NIST Special Publication (SP) 900-66 Revision 2, Implementing the Health Insurance Portability Accountability Act (HIPAA) Security Rule: A Cybersecurity Resource Guide, incorporates both its Cybersecurity Framework and SP 800-53 security controls.
The draft publication comes 14 years after the last revision of (SP) 900-66 and updates recommendations for protecting electronic protected health information (ePHI) per the HIPAA Security Rule to account for the rise in phishing and ransomware attacks affecting health care.

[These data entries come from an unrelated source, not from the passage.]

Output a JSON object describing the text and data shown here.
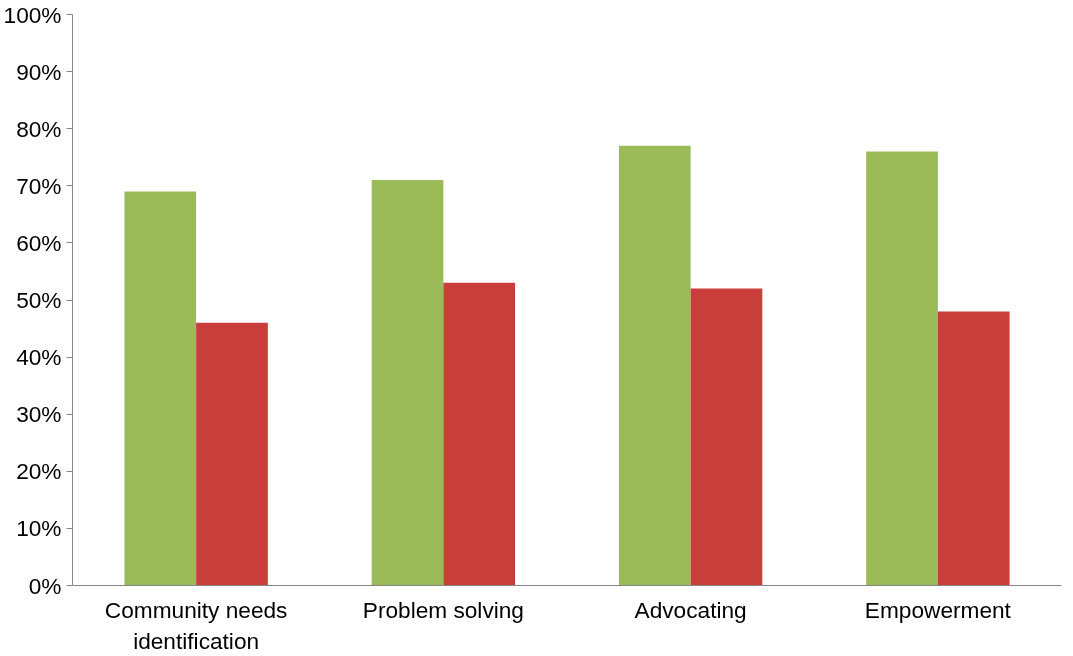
{
  "chart_data": {
    "type": "bar",
    "categories": [
      "Community needs identification",
      "Problem solving",
      "Advocating",
      "Empowerment"
    ],
    "series": [
      {
        "color": "#9bbb59",
        "values": [
          69,
          71,
          77,
          76
        ]
      },
      {
        "color": "#c83e3b",
        "values": [
          46,
          53,
          52,
          48
        ]
      }
    ],
    "ylim": [
      0,
      100
    ],
    "yticks": [
      {
        "value": 0,
        "label": "0%"
      },
      {
        "value": 10,
        "label": "10%"
      },
      {
        "value": 20,
        "label": "20%"
      },
      {
        "value": 30,
        "label": "30%"
      },
      {
        "value": 40,
        "label": "40%"
      },
      {
        "value": 50,
        "label": "50%"
      },
      {
        "value": 60,
        "label": "60%"
      },
      {
        "value": 70,
        "label": "70%"
      },
      {
        "value": 80,
        "label": "80%"
      },
      {
        "value": 90,
        "label": "90%"
      },
      {
        "value": 100,
        "label": "100%"
      }
    ],
    "grid": false
  }
}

“The trick of it is that the ePHI that a regulated entity is holding has been entrusted to them by citizens, by regular people,” Marron, a NIST IT specialist, said. “You want to provide them the means to best protect the information from realistic threats and vulnerabilities.”
Technologies have changed too — cloud computing and telemedicine taking on greater importance — which will influence agencies and organizations risk assessments.
While ePHI was emphasized in Revision 1, Revision 2 shifts focus to risk management of environmental threats and vulnerabilities and assessing overall risk to reduce it to an acceptable level, Marron said.
NIST began work on Revision 2 in late 2020 and called for comments in spring 2021, so don’t expect another update anytime soon.
The guidance has “resource guide” in the title, and there’s a section where users can refer to other publications on topics NIST covers that Marron hopes to see turned into an updatable webpage — reducing the need for future revisions.
Respondents have until Sept. 21 to comment on the draft.